Randonnée et chasse privée: polémique dans la réserve des Hauts de Chartreuse

La décision d'un propriétaire privé d'interdire le passage des randonneurs sur son domaine situé dans la réserve naturelle des Hauts de Chartreuse, dans les Alpes, suscite une fronde, avec pétition, plainte au pénal et campagne sur les réseaux sociaux.

Le ton est monté à l'été quand le marquis Bruno de Quinsonas-Oudinot, a déployé des panneaux "Propriété privée" autour de ses terres pour limiter le nombre de passages sur un site de plus en plus fréquenté par les promeneurs.

Depuis, une pétition "pour la liberté d'accès à tout-e-s à la Réserve naturelle" a réuni près de 30.000 signatures.

Situé au coeur de la réserve, son terrain d'environ 750 hectares, abrite de nombreux sentiers, des voies d'escalade et une magnifique arche rocheuse. Il accueille aussi des chasses privées au chamois tout à fait légales, mais qui, selon les signataires de la pétition, poussent le propriétaire à compliquer l'accès à ses terres "pour des objectifs mercantiles", notamment avec la pose des panneaux de la discorde.

Cette mesure est autorisée depuis l'adoption de la loi du 2 février 2023 qui limite l'engrillagement des espaces naturels pour permettre la circulation de la faune sauvage. En échange, elle autorise les propriétaires à matérialiser par des panneaux l'interdiction de franchir leur propriété, sous peine de sanction pénale.

Les terrains privés représentent environ 15% de la surface du Parc naturel régional de Chartreuse. Et du côté du Parc, la question est claire : "La propriété privée, c'est la loi, c'est d'ordre constitutionnel", tranche son président Dominique Escaron.

"Il y avait jusque-là une tolérance pour le passage de randonneurs, mais il faut aujourd'hui trouver l'équilibre entre toutes les pratiques", souligne Dominique Escaron, qui explique mener un "travail de fond" pour concilier les usages.

- "Saint Graal" -

Ces efforts de conciliation n'ont pas empêché le syndicat interprofessionnel de la Montagne (SIM)-CFDT de porter plainte pour "exercice illégal d'une activité réglementée" et "mise en danger de la vie d'autrui", dans la foulée de la pétition.

Dans cette plainte, que l'AFP a pu consulter, le SIM-CFDT avance que plusieurs des encadrants des sessions de chasse privée n'auraient pas le diplôme de guide de haute-montagne, requis pour exercer de telles activités commerciales.

La chasse n'est pas interdite dans la réserve naturelle, mais la polémique se nourrit de vidéos circulant sur YouTube, montrant des chasseurs étrangers en tenue de camouflage chassant le chamois de Chartreuse.
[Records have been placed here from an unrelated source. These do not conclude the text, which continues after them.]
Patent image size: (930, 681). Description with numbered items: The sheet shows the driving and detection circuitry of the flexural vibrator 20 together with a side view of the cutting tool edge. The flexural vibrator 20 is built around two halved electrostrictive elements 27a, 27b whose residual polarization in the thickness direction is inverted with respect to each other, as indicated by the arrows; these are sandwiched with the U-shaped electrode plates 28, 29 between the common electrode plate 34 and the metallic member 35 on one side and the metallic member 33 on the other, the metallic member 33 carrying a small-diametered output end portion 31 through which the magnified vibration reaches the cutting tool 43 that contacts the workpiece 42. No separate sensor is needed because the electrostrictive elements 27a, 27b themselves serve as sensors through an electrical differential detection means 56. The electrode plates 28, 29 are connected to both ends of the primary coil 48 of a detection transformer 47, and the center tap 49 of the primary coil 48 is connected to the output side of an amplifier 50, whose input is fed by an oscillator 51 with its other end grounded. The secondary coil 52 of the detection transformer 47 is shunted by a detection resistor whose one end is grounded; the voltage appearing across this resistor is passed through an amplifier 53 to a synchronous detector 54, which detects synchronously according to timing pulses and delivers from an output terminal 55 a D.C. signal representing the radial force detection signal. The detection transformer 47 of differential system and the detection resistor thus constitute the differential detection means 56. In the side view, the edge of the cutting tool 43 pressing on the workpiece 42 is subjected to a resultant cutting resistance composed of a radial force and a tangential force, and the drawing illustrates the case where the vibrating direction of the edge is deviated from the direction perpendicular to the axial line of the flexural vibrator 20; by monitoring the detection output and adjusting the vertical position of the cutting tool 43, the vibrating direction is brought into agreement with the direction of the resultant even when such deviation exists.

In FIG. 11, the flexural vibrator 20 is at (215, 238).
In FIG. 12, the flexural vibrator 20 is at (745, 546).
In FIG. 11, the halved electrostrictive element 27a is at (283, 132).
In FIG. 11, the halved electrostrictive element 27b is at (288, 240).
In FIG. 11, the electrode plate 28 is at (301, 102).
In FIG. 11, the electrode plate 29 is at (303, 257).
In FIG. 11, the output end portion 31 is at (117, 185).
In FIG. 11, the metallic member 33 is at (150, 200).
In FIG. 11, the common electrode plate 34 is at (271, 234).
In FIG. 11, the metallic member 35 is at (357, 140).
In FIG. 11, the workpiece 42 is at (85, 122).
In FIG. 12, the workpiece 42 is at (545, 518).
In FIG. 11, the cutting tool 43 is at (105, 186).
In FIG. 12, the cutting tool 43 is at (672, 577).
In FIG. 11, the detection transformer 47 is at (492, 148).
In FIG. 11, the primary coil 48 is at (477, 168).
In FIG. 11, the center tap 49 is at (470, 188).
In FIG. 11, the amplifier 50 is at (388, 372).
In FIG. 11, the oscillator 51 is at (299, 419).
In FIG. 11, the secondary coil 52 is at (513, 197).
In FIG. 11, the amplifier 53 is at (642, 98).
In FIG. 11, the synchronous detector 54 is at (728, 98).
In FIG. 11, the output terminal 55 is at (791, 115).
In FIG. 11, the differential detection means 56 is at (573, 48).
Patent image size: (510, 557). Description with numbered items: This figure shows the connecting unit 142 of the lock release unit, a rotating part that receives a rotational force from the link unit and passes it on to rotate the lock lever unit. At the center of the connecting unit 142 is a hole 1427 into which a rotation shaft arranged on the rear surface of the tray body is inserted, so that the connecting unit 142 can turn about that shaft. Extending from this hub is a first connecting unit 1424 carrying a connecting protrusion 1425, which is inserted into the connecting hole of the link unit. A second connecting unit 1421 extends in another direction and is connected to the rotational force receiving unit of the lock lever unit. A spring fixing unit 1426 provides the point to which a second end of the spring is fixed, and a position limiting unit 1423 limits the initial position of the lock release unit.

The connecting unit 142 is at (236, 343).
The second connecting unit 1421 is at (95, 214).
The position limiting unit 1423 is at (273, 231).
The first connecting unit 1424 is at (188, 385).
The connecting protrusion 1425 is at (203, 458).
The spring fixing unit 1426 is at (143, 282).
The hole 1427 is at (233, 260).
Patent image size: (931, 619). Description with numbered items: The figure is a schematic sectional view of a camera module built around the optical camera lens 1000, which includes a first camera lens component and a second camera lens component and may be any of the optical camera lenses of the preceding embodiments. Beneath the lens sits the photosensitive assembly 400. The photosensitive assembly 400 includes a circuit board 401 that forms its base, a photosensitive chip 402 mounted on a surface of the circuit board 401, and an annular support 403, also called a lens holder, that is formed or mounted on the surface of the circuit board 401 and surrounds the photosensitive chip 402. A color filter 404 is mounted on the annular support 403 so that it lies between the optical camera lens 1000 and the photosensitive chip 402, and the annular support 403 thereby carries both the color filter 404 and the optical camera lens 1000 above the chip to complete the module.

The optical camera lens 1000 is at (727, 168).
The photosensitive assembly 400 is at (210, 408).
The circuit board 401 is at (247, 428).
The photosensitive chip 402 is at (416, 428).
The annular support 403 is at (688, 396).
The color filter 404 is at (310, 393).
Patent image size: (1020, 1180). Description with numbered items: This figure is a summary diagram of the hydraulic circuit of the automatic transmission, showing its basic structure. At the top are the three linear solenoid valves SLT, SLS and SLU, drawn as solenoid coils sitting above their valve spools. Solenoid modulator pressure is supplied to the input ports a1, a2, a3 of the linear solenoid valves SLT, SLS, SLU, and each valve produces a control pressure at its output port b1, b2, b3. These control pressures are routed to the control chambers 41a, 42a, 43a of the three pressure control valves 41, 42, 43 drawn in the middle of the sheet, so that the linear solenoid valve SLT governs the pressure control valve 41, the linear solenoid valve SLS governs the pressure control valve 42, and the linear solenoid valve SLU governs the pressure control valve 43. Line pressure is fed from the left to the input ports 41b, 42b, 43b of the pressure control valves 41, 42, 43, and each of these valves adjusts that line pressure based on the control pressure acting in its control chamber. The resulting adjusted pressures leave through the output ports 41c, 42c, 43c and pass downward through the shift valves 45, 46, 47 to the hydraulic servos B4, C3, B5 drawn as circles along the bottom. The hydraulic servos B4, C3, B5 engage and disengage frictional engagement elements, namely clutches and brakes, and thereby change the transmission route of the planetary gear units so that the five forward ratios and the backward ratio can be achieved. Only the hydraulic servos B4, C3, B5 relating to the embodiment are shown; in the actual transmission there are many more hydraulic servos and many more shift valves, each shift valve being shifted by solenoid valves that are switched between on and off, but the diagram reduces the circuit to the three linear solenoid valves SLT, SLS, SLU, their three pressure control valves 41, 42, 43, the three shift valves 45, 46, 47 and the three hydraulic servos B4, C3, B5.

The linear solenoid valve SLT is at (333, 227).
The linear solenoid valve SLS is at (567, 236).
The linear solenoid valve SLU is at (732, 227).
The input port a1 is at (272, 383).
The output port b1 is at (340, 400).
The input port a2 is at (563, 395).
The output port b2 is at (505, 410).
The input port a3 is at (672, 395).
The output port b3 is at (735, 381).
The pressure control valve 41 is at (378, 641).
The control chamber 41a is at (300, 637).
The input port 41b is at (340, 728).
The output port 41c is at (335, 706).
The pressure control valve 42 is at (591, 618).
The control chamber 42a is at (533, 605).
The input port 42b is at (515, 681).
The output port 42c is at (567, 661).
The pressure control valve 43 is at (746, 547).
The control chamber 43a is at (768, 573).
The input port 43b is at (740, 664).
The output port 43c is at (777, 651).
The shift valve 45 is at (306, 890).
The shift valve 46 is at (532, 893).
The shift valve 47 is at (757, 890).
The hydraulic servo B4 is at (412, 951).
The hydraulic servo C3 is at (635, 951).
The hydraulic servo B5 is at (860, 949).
L'espèce qui n'est plus menacée de disparition est classée "grand gibier" par les sites spécialisés qui la présentent comme "Saint Graal des chasseurs de montagne".

Selon Yannick Vallençant, le président du SIM-CFDT, les images vidéos sont éloquentes: selon lui, "on voit qu'ils utilisent des techniques non appropriées, voire dangereuses, dans des secteurs dangereux et avec des clients néophytes".

"Qu'on ait un titre de noblesse, de l'argent ou une arme, on est tenus au respect de la loi", martèle-t-il en dénonçant un "ostracisme de classe" en référence à la clientèle aisée qui s'offre ces séjours de chasse.

Bruno de Quinsonas-Oudinot, sollicité par l'AFP, a décliné tout commentaire. Rare dans les médias, il a juste expliqué au quotidien Dauphiné Libéré avoir été excédé par un "déferlement d'atteintes à sa propriété".

Et d'ajouter : "Pensez-vous une seconde que je me permettrais ou me croirais autorisé à me rendre chez vous dans votre jardin, quelle que soit sa taille, pour y planter une tente, faire un feu, couper des arbres pour faire griller des saucisses ?"

La plainte du SIM-CFDT, qui ne vise pas le marquis mais les organisateurs de ces chasses, "va être transmise pour enquête", a précisé le procureur de la République de Grenoble Eric Vaillant.

Dans le passé, des altercations avaient déjà eu lieu entre randonneurs et chasseurs sur la propriété, mais une plainte visant le marquis a été classée sans suite en juillet, "les violences alléguées étant insuffisamment caractérisées", selon le parquet de Grenoble.